You can call getRelevantDocuments() directly if your use case utilizes ONLY the retriever.

References

  1. BaseRetrieverInterface (GitHub)
  2. BaseRetriever.getRelevantDocuments() (GitHub)

invoke()

invoke() belongs to the RunnableInterface, which BaseRetrieverInterface extends. The implementation of invoke() is in the BaseRetriever class. The current implementation (0.1.28) of invoke() calls getRelevantDocuments() directly.

async invoke(
  input: string,
  options?: RunnableConfig
): Promise<DocumentInterface<Metadata>[]> {
  return this.getRelevantDocuments(input, ensureConfig(options));
}

So why are both invoke() and getRelevantDocuments() needed? invoke() is needed because the chain abstraction in LangChain is arbitrary with respect to which runnable abstractions (prompt templates, retrievers, models, output parsers, etc) exist in a chain.

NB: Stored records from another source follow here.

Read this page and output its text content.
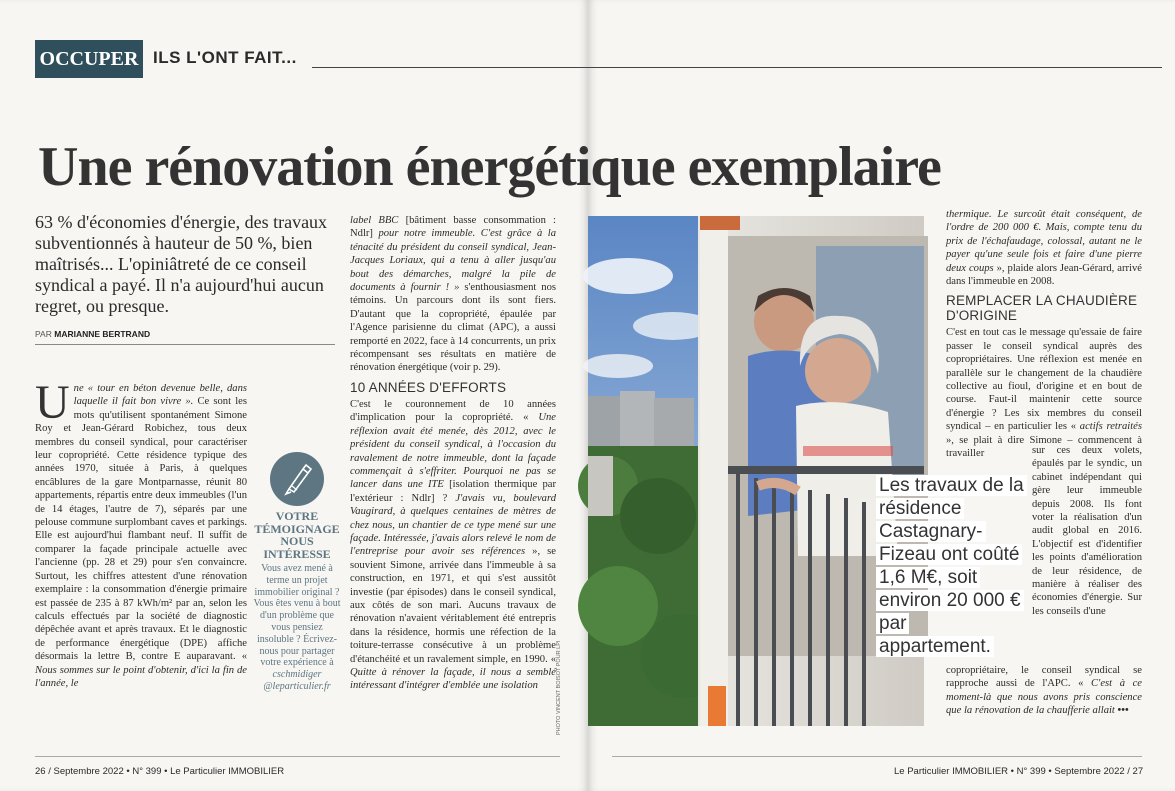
OCCUPER ILS L'ONT FAIT...
Une rénovation énergétique exemplaire
63 % d'économies d'énergie, des travaux subventionnés à hauteur de 50 %, bien maîtrisés... L'opiniâtreté de ce conseil syndical a payé. Il n'a aujourd'hui aucun regret, ou presque.
PAR MARIANNE BERTRAND

Une « tour en béton devenue belle, dans laquelle il fait bon vivre ». Ce sont les mots qu'utilisent spontanément Simone Roy et Jean-Gérard Robichez, tous deux membres du conseil syndical, pour caractériser leur copropriété. Cette résidence typique des années 1970, située à Paris, à quelques encâblures de la gare Montparnasse, réunit 80 appartements, répartis entre deux immeubles (l'un de 14 étages, l'autre de 7), séparés par une pelouse commune surplombant caves et parkings. Elle est aujourd'hui flambant neuf. Il suffit de comparer la façade principale actuelle avec l'ancienne (pp. 28 et 29) pour s'en convaincre. Surtout, les chiffres attestent d'une rénovation exemplaire : la consommation d'énergie primaire est passée de 235 à 87 kWh/m² par an, selon les calculs effectués par la société de diagnostic dépêchée avant et après travaux. Et le diagnostic de performance énergétique (DPE) affiche désormais la lettre B, contre E auparavant. « Nous sommes sur le point d'obtenir, d'ici la fin de l'année, le

VOTRE TÉMOIGNAGE NOUS INTÉRESSE
Vous avez mené à terme un projet immobilier original ? Vous êtes venu à bout d'un problème que vous pensiez insoluble ? Écrivez-nous pour partager votre expérience à cschmidiger @leparticulier.fr

label BBC [bâtiment basse consommation : Ndlr] pour notre immeuble. C'est grâce à la ténacité du président du conseil syndical, Jean-Jacques Loriaux, qui a tenu à aller jusqu'au bout des démarches, malgré la pile de documents à fournir ! » s'enthousiasment nos témoins. Un parcours dont ils sont fiers. D'autant que la copropriété, épaulée par l'Agence parisienne du climat (APC), a aussi remporté en 2022, face à 14 concurrents, un prix récompensant ses résultats en matière de rénovation énergétique (voir p. 29).

10 ANNÉES D'EFFORTS

C'est le couronnement de 10 années d'implication pour la copropriété. « Une réflexion avait été menée, dès 2012, avec le président du conseil syndical, à l'occasion du ravalement de notre immeuble, dont la façade commençait à s'effriter. Pourquoi ne pas se lancer dans une ITE [isolation thermique par l'extérieur : Ndlr] ? J'avais vu, boulevard Vaugirard, à quelques centaines de mètres de chez nous, un chantier de ce type mené sur une façade. Intéressée, j'avais alors relevé le nom de l'entreprise pour avoir ses références », se souvient Simone, arrivée dans l'immeuble à sa construction, en 1971, et qui s'est aussitôt investie (par épisodes) dans le conseil syndical, aux côtés de son mari. Aucuns travaux de rénovation n'avaient véritablement été entrepris dans la résidence, hormis une réfection de la toiture-terrasse consécutive à un problème d'étanchéité et un ravalement simple, en 1990. « Quitte à rénover la façade, il nous a semblé intéressant d'intégrer d'emblée une isolation	PHOTO VINCENT BOISOT POUR LPI
Les travaux de la résidence Castagnary-Fizeau ont coûté 1,6 M€, soit environ 20 000 € par appartement.

thermique. Le surcoût était conséquent, de l'ordre de 200 000 €. Mais, compte tenu du prix de l'échafaudage, colossal, autant ne le payer qu'une seule fois et faire d'une pierre deux coups », plaide alors Jean-Gérard, arrivé dans l'immeuble en 2008.

REMPLACER LA CHAUDIÈRE D'ORIGINE

C'est en tout cas le message qu'essaie de faire passer le conseil syndical auprès des copropriétaires. Une réflexion est menée en parallèle sur le changement de la chaudière collective au fioul, d'origine et en bout de course. Faut-il maintenir cette source d'énergie ? Les six membres du conseil syndical – en particulier les « actifs retraités », se plait à dire Simone – commencent à travailler	sur ces deux volets, épaulés par le syndic, un cabinet indépendant qui gère leur immeuble depuis 2008. Ils font voter la réalisation d'un audit global en 2016. L'objectif est d'identifier les points d'amélioration de leur résidence, de manière à réaliser des économies d'énergie. Sur les conseils d'une

copropriétaire, le conseil syndical se rapproche aussi de l'APC. « C'est à ce moment-là que nous avons pris conscience que la rénovation de la chaufferie allait •••

26 / Septembre 2022 • N° 399 • Le Particulier IMMOBILIER	Le Particulier IMMOBILIER • N° 399 • Septembre 2022 / 27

For example, a chain can be composed of a retriever and a model. In order to maintain a common API that can be called to run the chain, each runnable abstraction (retriever and model) should have the invoke() method. Another chain can be composed of a model and an output parser. For the same reasons as before, each runnable abstraction (model and output parser) should have the invoke() method.

If your use case requires a chain, call invoke().